Identification of preferential pathways in the pore microstructure of metallurgical coke and links to anisotropic strength properties

This paper has examined whether there are preferred pathways in the pore microstructure of coke. By modelling permeability and tortuosity in the digitised 3D structure obtained from 3D X-ray micro CT analysis of coke samples, preferred pathways were found to be perpendicular to the direction of applied force, i.e. parallel to the oven walls. The tortuosity was approximately doubled when moving from a direction of parallel to perpendicular with the oven wall and the permeability halved. It is hypothesised that applied force could squeeze the pore structure cutting off the openings in the direction toward the wall. Furthermore, by modelling mechanical properties of the digitised 3D structure it was also found that the Young's modulus decreased by almost 25% going from the parallel to perpendicular direction (with respect to the oven wall). This result indicates that anisotropy in coke's mechanical properties can occur. This anisotropy could have implications for coke strength. The coke might be more prone to breaking/shearing along particular planes when in the blast furnace.
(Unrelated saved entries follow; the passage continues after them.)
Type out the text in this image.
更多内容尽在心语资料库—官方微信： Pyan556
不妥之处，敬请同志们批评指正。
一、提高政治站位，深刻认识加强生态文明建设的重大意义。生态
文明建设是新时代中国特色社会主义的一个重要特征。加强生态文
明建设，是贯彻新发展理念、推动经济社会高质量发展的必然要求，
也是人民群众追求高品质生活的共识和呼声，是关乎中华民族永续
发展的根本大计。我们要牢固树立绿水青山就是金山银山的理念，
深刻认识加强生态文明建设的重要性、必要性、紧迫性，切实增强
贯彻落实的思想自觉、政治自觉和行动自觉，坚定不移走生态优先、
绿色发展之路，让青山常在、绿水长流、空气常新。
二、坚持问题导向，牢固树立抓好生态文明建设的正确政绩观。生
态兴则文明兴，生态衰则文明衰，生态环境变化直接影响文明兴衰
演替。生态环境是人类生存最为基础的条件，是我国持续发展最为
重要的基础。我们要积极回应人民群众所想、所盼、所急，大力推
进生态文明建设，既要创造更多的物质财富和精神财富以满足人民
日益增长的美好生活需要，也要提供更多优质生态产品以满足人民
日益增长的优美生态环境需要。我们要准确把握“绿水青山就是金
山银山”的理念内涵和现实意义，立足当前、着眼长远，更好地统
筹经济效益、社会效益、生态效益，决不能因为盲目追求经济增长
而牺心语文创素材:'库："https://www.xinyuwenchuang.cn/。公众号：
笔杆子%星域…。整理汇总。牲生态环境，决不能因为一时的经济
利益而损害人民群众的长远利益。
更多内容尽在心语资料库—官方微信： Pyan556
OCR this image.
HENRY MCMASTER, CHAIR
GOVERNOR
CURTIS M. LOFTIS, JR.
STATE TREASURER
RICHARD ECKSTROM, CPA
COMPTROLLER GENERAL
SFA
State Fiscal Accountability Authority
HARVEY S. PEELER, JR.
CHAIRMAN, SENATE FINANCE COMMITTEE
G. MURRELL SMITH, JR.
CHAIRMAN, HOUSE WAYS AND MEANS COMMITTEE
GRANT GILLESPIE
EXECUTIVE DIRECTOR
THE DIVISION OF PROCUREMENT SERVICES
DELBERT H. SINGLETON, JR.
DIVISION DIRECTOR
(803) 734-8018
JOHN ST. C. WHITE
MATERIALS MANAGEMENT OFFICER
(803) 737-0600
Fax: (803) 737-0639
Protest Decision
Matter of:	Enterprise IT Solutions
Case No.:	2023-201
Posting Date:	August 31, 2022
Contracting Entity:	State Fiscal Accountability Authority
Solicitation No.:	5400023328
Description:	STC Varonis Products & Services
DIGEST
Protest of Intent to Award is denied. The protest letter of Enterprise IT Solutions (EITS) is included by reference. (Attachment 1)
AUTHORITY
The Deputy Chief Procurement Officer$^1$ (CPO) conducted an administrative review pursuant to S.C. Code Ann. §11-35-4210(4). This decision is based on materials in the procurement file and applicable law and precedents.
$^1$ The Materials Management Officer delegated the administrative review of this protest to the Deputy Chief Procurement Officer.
Furthermore, anisotropic permeability suggests that reactivity toward CO2 may also be anisotropic, and this could also have implications for strength deterioration behaviour in the blast furnace. The findings here are at a preliminary stage and it is recommended that the approaches developed here be applied to more coke samples to examine whether the findings here occur universally, and also the extent that anisotropic permeability and stiffness have implications for strength anisotropy during utilisation.

Automated summary

The study identified preferred pathways in the pore microstructure of coke, with changes in permeability and tortuosity observed with direction. Additionally, the mechanical properties of coke were found to exhibit significant anisotropy, which could affect its strength characteristics.